Consequently, this ballot measure could survive other legal objections when considered for future elections.

The hospitality professionals who both enjoy working in an occupation of opportunity and serving your meals and libations at local bars and restaurants hope you’ll protect their livelihoods as if your own when and if you end up voting on their wages.

Mark Lee is a long-time entrepreneur and community business advocate. Follow on Twitter: @MarkLeeDC. Reach him at OurBusinessMatters@gmail.com.

9 Comments
  • Come on, Washington Blade. How much longer is Mark Lee going to be allowed to hide behind that generic bio? Considering the topic of this op-ed, he clearly should have been identified as the Executive Director of the D.C. Nightlife Hospitality Association. This is the second time he has been allowed to promote the interests of bar owners on these pages without disclosing his conflict of interest.

  • TO: “I’m Just Sayin'” (Reader Comment: 2/5/16, ~3:30pm):
    FYI – You appear to have overlooked that, in the context of this topic and referencing my first-hand knowledge of the subject matter, I clearly identify my position as the executive director of the D.C. Nightlife Hospitality Association (DCNHA) – see the 5th graf to locate. While you’re at it, you might also choose to actually read the piece before posting your “complaint” …Just Sayin’!!! My standard Blade bio appears in addition and as it has throughout my 5-year tenure as a Washington Blade Contributing Columnist (see publication masthead).

    • Guilty. I stopped reading once I realized it was just another “business good – government inept” diatribes. Who are you going to defend next Walmart?

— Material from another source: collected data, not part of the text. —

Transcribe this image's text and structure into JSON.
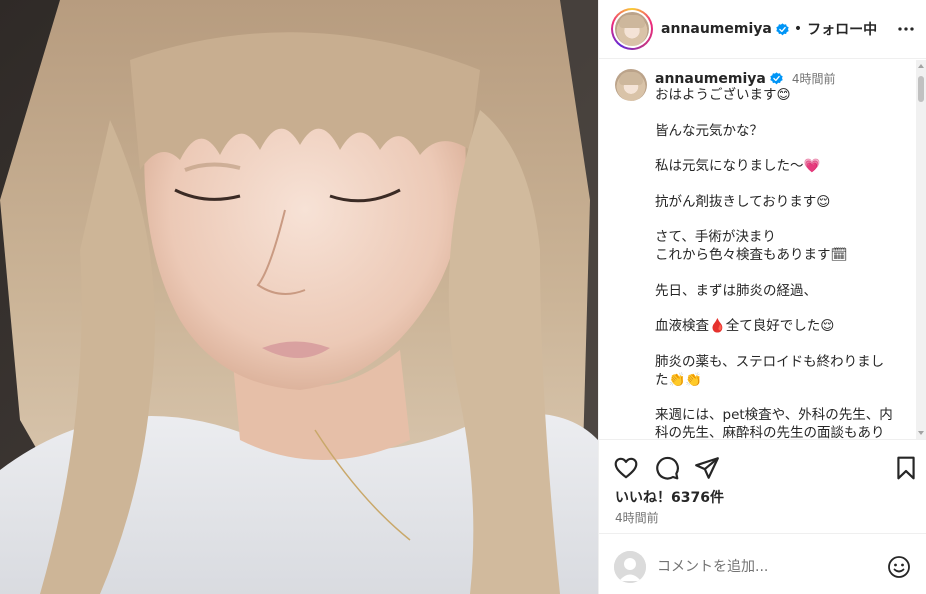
{
  "post": {
    "username": "annaumemiya",
    "separator": "•",
    "follow_status": "フォロー中",
    "caption_time": "4時間前",
    "caption_lines": [
      "おはようございます😊",
      "",
      "皆んな元気かな？",
      "",
      "私は元気になりました〜💗",
      "",
      "抗がん剤抜きしております😌",
      "",
      "さて、手術が決まり",
      "これから色々検査もあります🗓",
      "",
      "先日、まずは肺炎の経過、",
      "",
      "血液検査🩸全て良好でした😌",
      "",
      "肺炎の薬も、ステロイドも終わりまし",
      "た👏👏",
      "",
      "来週には、pet検査や、外科の先生、内",
      "科の先生、麻酔科の先生の面談もあり"
    ],
    "likes": "いいね！6376件",
    "posted_time": "4時間前"
  },
  "comment": {
    "placeholder": "コメントを追加..."
  },
  "icons": {
    "verified": "verified-badge-icon",
    "more": "more-options-icon",
    "like": "heart-icon",
    "comment": "comment-icon",
    "share": "share-icon",
    "save": "bookmark-icon",
    "emoji": "emoji-icon"
  },
  "colors": {
    "verified_blue": "#0095f6",
    "text": "#262626",
    "muted": "#737373"
  }
}
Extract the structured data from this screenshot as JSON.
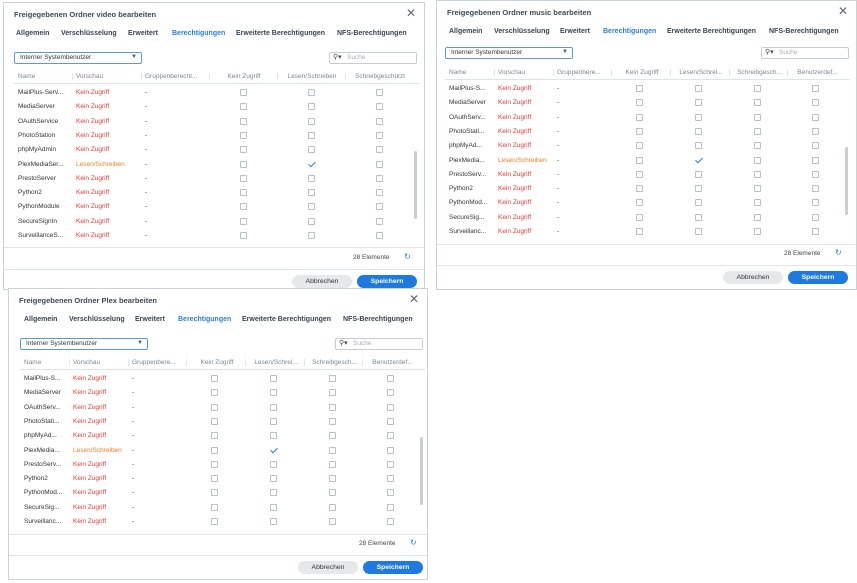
{
  "tabs": [
    "Allgemein",
    "Verschlüsselung",
    "Erweitert",
    "Berechtigungen",
    "Erweiterte Berechtigungen",
    "NFS-Berechtigungen"
  ],
  "active_tab": "Berechtigungen",
  "user_select": "Interner Systembenutzer",
  "search_placeholder": "Suche",
  "count_label": "28 Elemente",
  "cancel_label": "Abbrechen",
  "save_label": "Speichern",
  "colors": {
    "accent": "#2a7fd9",
    "no_access": "#e53935",
    "readwrite": "#f07c1f"
  },
  "dialogs": [
    {
      "title": "Freigegebenen Ordner video bearbeiten",
      "columns": [
        "Name",
        "Vorschau",
        "Gruppenberecht...",
        "Kein Zugriff",
        "Lesen/Schreiben",
        "Schreibgeschützt"
      ],
      "rows": [
        {
          "name": "MailPlus-Serv...",
          "preview": "Kein Zugriff",
          "group": "-",
          "checked": null
        },
        {
          "name": "MediaServer",
          "preview": "Kein Zugriff",
          "group": "-",
          "checked": null
        },
        {
          "name": "OAuthService",
          "preview": "Kein Zugriff",
          "group": "-",
          "checked": null
        },
        {
          "name": "PhotoStation",
          "preview": "Kein Zugriff",
          "group": "-",
          "checked": null
        },
        {
          "name": "phpMyAdmin",
          "preview": "Kein Zugriff",
          "group": "-",
          "checked": null
        },
        {
          "name": "PlexMediaSer...",
          "preview": "Lesen/Schreiben",
          "group": "-",
          "checked": 1
        },
        {
          "name": "PrestoServer",
          "preview": "Kein Zugriff",
          "group": "-",
          "checked": null
        },
        {
          "name": "Python2",
          "preview": "Kein Zugriff",
          "group": "-",
          "checked": null
        },
        {
          "name": "PythonModule",
          "preview": "Kein Zugriff",
          "group": "-",
          "checked": null
        },
        {
          "name": "SecureSignIn",
          "preview": "Kein Zugriff",
          "group": "-",
          "checked": null
        },
        {
          "name": "SurveillanceS...",
          "preview": "Kein Zugriff",
          "group": "-",
          "checked": null
        }
      ]
    },
    {
      "title": "Freigegebenen Ordner music bearbeiten",
      "columns": [
        "Name",
        "Vorschau",
        "Gruppenbere...",
        "Kein Zugriff",
        "Lesen/Schrei...",
        "Schreibgesch...",
        "Benutzerdef..."
      ],
      "rows": [
        {
          "name": "MailPlus-S...",
          "preview": "Kein Zugriff",
          "group": "-",
          "checked": null
        },
        {
          "name": "MediaServer",
          "preview": "Kein Zugriff",
          "group": "-",
          "checked": null
        },
        {
          "name": "OAuthServ...",
          "preview": "Kein Zugriff",
          "group": "-",
          "checked": null
        },
        {
          "name": "PhotoStati...",
          "preview": "Kein Zugriff",
          "group": "-",
          "checked": null
        },
        {
          "name": "phpMyAd...",
          "preview": "Kein Zugriff",
          "group": "-",
          "checked": null
        },
        {
          "name": "PlexMedia...",
          "preview": "Lesen/Schreiben",
          "group": "-",
          "checked": 1
        },
        {
          "name": "PrestoServ...",
          "preview": "Kein Zugriff",
          "group": "-",
          "checked": null
        },
        {
          "name": "Python2",
          "preview": "Kein Zugriff",
          "group": "-",
          "checked": null
        },
        {
          "name": "PythonMod...",
          "preview": "Kein Zugriff",
          "group": "-",
          "checked": null
        },
        {
          "name": "SecureSig...",
          "preview": "Kein Zugriff",
          "group": "-",
          "checked": null
        },
        {
          "name": "Surveillanc...",
          "preview": "Kein Zugriff",
          "group": "-",
          "checked": null
        }
      ]
    },
    {
      "title": "Freigegebenen Ordner Plex bearbeiten",
      "columns": [
        "Name",
        "Vorschau",
        "Gruppenbere...",
        "Kein Zugriff",
        "Lesen/Schrei...",
        "Schreibgesch...",
        "Benutzerdef..."
      ],
      "rows": [
        {
          "name": "MailPlus-S...",
          "preview": "Kein Zugriff",
          "group": "-",
          "checked": null
        },
        {
          "name": "MediaServer",
          "preview": "Kein Zugriff",
          "group": "-",
          "checked": null
        },
        {
          "name": "OAuthServ...",
          "preview": "Kein Zugriff",
          "group": "-",
          "checked": null
        },
        {
          "name": "PhotoStati...",
          "preview": "Kein Zugriff",
          "group": "-",
          "checked": null
        },
        {
          "name": "phpMyAd...",
          "preview": "Kein Zugriff",
          "group": "-",
          "checked": null
        },
        {
          "name": "PlexMedia...",
          "preview": "Lesen/Schreiben",
          "group": "-",
          "checked": 1
        },
        {
          "name": "PrestoServ...",
          "preview": "Kein Zugriff",
          "group": "-",
          "checked": null
        },
        {
          "name": "Python2",
          "preview": "Kein Zugriff",
          "group": "-",
          "checked": null
        },
        {
          "name": "PythonMod...",
          "preview": "Kein Zugriff",
          "group": "-",
          "checked": null
        },
        {
          "name": "SecureSig...",
          "preview": "Kein Zugriff",
          "group": "-",
          "checked": null
        },
        {
          "name": "Surveillanc...",
          "preview": "Kein Zugriff",
          "group": "-",
          "checked": null
        }
      ]
    }
  ]
}
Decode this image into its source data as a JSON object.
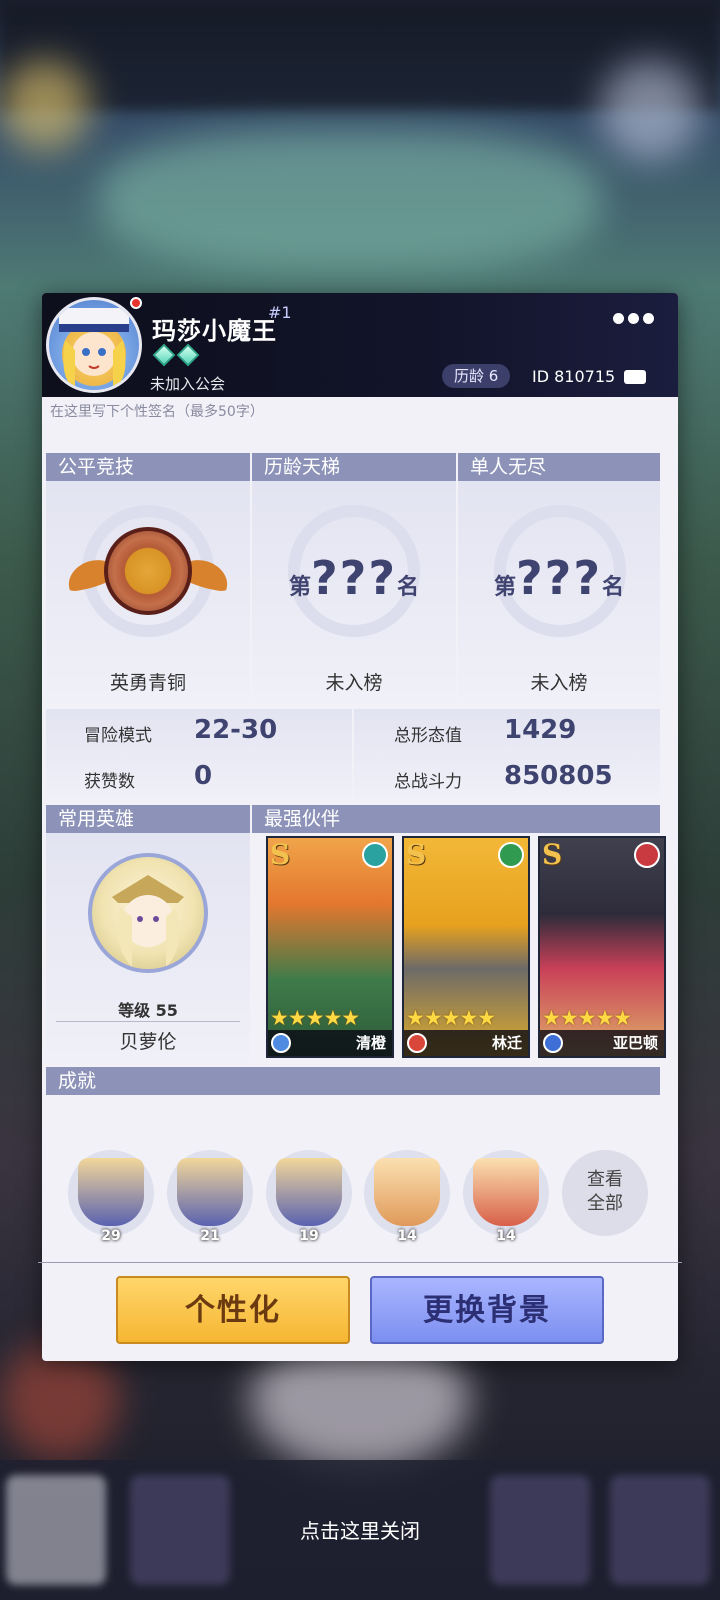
{
  "profile": {
    "name": "玛莎小魔王",
    "rank_tag": "#1",
    "guild": "未加入公会",
    "age_badge": "历龄 6",
    "id_text": "ID 810715",
    "signature_placeholder": "在这里写下个性签名（最多50字）"
  },
  "sections": {
    "fair_arena": "公平竞技",
    "ladder": "历龄天梯",
    "endless": "单人无尽",
    "common_hero": "常用英雄",
    "best_partner": "最强伙伴",
    "achievements": "成就"
  },
  "ranks": {
    "fair_arena_tier": "英勇青铜",
    "unranked_prefix": "第",
    "unranked_qs": "???",
    "unranked_suffix": "名",
    "ladder_status": "未入榜",
    "endless_status": "未入榜"
  },
  "stats": {
    "adventure_label": "冒险模式",
    "adventure_value": "22-30",
    "likes_label": "获赞数",
    "likes_value": "0",
    "form_label": "总形态值",
    "form_value": "1429",
    "power_label": "总战斗力",
    "power_value": "850805"
  },
  "hero": {
    "level": "等级 55",
    "name": "贝萝伦"
  },
  "partners": [
    {
      "grade": "S",
      "stars": "★★★★★",
      "name": "清橙"
    },
    {
      "grade": "S",
      "stars": "★★★★★",
      "name": "林迁"
    },
    {
      "grade": "S",
      "stars": "★★★★★",
      "name": "亚巴顿"
    }
  ],
  "achievements": [
    {
      "count": "29"
    },
    {
      "count": "21"
    },
    {
      "count": "19"
    },
    {
      "count": "14"
    },
    {
      "count": "14"
    }
  ],
  "view_all": {
    "line1": "查看",
    "line2": "全部"
  },
  "buttons": {
    "personalize": "个性化",
    "change_bg": "更换背景"
  },
  "close_hint": "点击这里关闭"
}
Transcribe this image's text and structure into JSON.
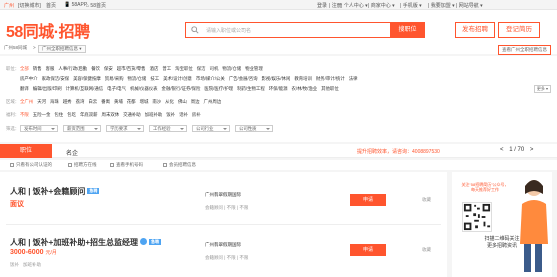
{
  "topbar": {
    "city": "广州",
    "switch": "[切换城市]",
    "home": "首页",
    "app": "58APP",
    "site": "58首页",
    "login": "登录",
    "register": "注册",
    "personal": "个人中心",
    "merchant": "商家中心",
    "mobile": "手机版",
    "enterprise": "我要加盟",
    "navigation": "网站导航"
  },
  "header": {
    "logo_num": "58",
    "logo_text": "同城·招聘",
    "search_placeholder": "请输入职位或公司名",
    "search_button": "搜职位",
    "post_button": "发布招聘",
    "resume_button": "登记简历"
  },
  "breadcrumb": {
    "items": [
      "广州58同城",
      ">",
      "广州全职招聘信息",
      "▾"
    ],
    "right_link": "查看广州全职招聘信息"
  },
  "filters": {
    "job_label": "职位：",
    "job_rows": [
      [
        "全部",
        "销售",
        "客服",
        "人事/行政/后勤",
        "餐饮",
        "保安",
        "超市/百货/零售",
        "酒店",
        "普工",
        "淘宝职位",
        "保洁",
        "司机",
        "物流/仓储",
        "物业管理"
      ],
      [
        "房产中介",
        "家政保洁/安保",
        "美容/保健按摩",
        "贸易/采购",
        "物流/仓储",
        "技工",
        "美术/设计/创意",
        "市场/媒介/公关",
        "广告/会展/咨询",
        "影视/娱乐/休闲",
        "教育培训",
        "财务/审计/统计",
        "法律"
      ],
      [
        "翻译",
        "编辑/出版/印刷",
        "计算机/互联网/通信",
        "电子/电气",
        "机械/仪器仪表",
        "金融/银行/证券/保险",
        "医院/医疗/护理",
        "制药/生物工程",
        "环保/能源",
        "农/林/牧/渔业",
        "其他职位"
      ]
    ],
    "more": "更多",
    "area_label": "区域：",
    "areas": [
      "全广州",
      "天河",
      "海珠",
      "越秀",
      "荔湾",
      "白云",
      "番禺",
      "黄埔",
      "花都",
      "增城",
      "南沙",
      "从化",
      "佛山",
      "周边",
      "广州周边"
    ],
    "welfare_label": "福利：",
    "welfare": [
      "不限",
      "五险一金",
      "包住",
      "包吃",
      "年底双薪",
      "周末双休",
      "交通补助",
      "加班补助",
      "饭补",
      "话补",
      "房补"
    ],
    "filter_label": "筛选：",
    "selects": [
      "发布时间",
      "薪资范围",
      "学历要求",
      "工作经验",
      "公司行业",
      "公司性质"
    ]
  },
  "tabs": {
    "jobs": "职位",
    "companies": "名企",
    "info": "提升招聘效率，请咨询：4008897530",
    "page_current": "1",
    "page_total": "/ 70",
    "prev": "<",
    "next": ">"
  },
  "options": [
    "只看有公司认证的",
    "招聘方在线",
    "查看手机号码",
    "会员招聘信息"
  ],
  "jobs": [
    {
      "title": "人和 | 饭补+会籍顾问",
      "badge": "急聘",
      "salary": "面议",
      "salary_unit": "",
      "welfare": [],
      "company": "广州翡翠假期国际",
      "company_tags": [
        "会籍顾问",
        "不限",
        "不限"
      ],
      "apply": "申请",
      "fav": "收藏"
    },
    {
      "title": "人和 | 饭补+加班补助+招生总监经理",
      "badge": "急聘",
      "salary": "3000-6000",
      "salary_unit": "元/月",
      "welfare": [
        "饭补",
        "加班补助"
      ],
      "company": "广州翡翠假期国际",
      "company_tags": [
        "会籍顾问",
        "不限",
        "不限"
      ],
      "apply": "申请",
      "fav": "收藏"
    }
  ],
  "side": {
    "promo": "关注“58招聘简历”公众号，每天推荐好工作",
    "caption1": "扫描二维码关注",
    "caption2": "更多招聘资讯"
  },
  "colors": {
    "accent": "#ff552e",
    "badge": "#4ea4f2"
  }
}
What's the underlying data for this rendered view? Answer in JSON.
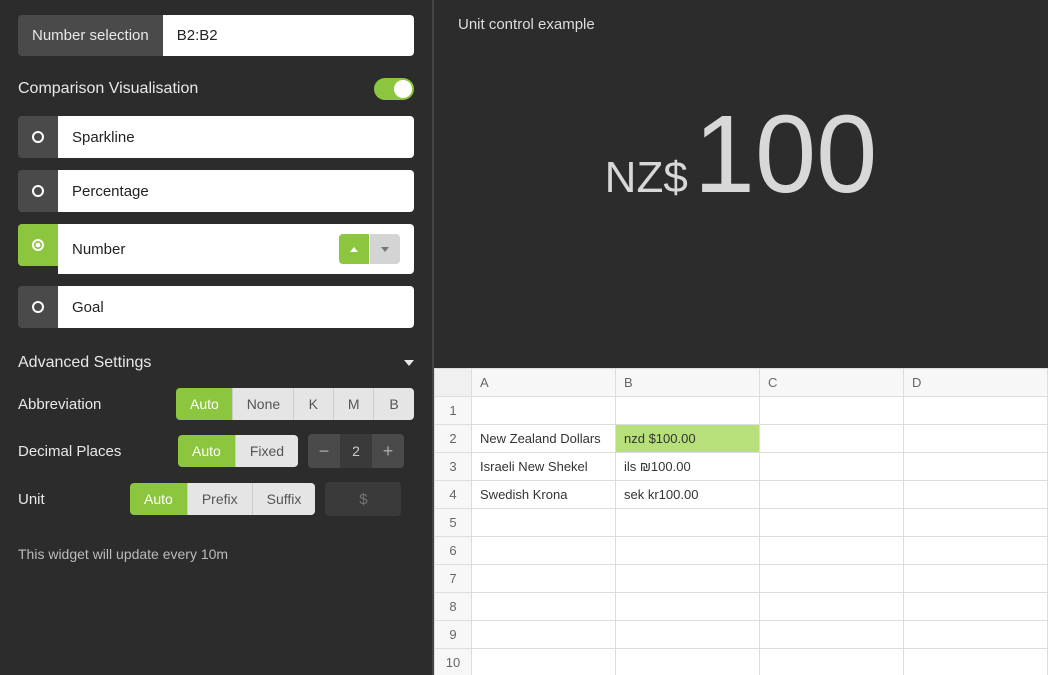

      • “I’m Just Sayin”, have you ever worked in the service industry? As a former bartender I would MUCH rather my pay come from my hard work behind the bar rather than be treated like an Burger King register jockey… if you have ever had a drink at a busy bar, you probably would prefer the same.

      • “I’m Just Sayin”, have you ever worked in the service industry? As a former bartender I would MUCH rather my pay come from my hard work behind the bar rather than be treated like a Burger King register jockey… if you have ever ordered a drink at a busy bar, you probably would prefer the same.

  • It’s union bashing pure and simple. The bosses can organize to screw over the workers, but when labor attempts to do the same thing everyone goes nuts.

  • Isn’t this really a relief to business owners who don’t want to pay higher living wages to their workers, rather they want the consumer to subsidize the pay of their workers through tips so they don’t have to do it? They would either have to eat into their profits to cover it or more likely jack up prices to the consumer which they likely would do anyway on the pretext that rents and taxes in the district force them to do it.

    Tips are expected but no one can force a consumer to give a tip for service let alone a big one. The price of parking in the district, paying a cover charge and then outrageously priced drinks already makes going out an expensive proposition every weekend. The attitude that if you aren’t willing or able to spend you should then stay home is arrogant and only hurts your business rather than promote it. People can always go elsewhere.

  • Sham on the Blade for publishing industry talking points without context.

  • Does the DC Nightlife Hospitality Association have any position re tipping in general? Such as, it is good and worthy to tip generously for good service?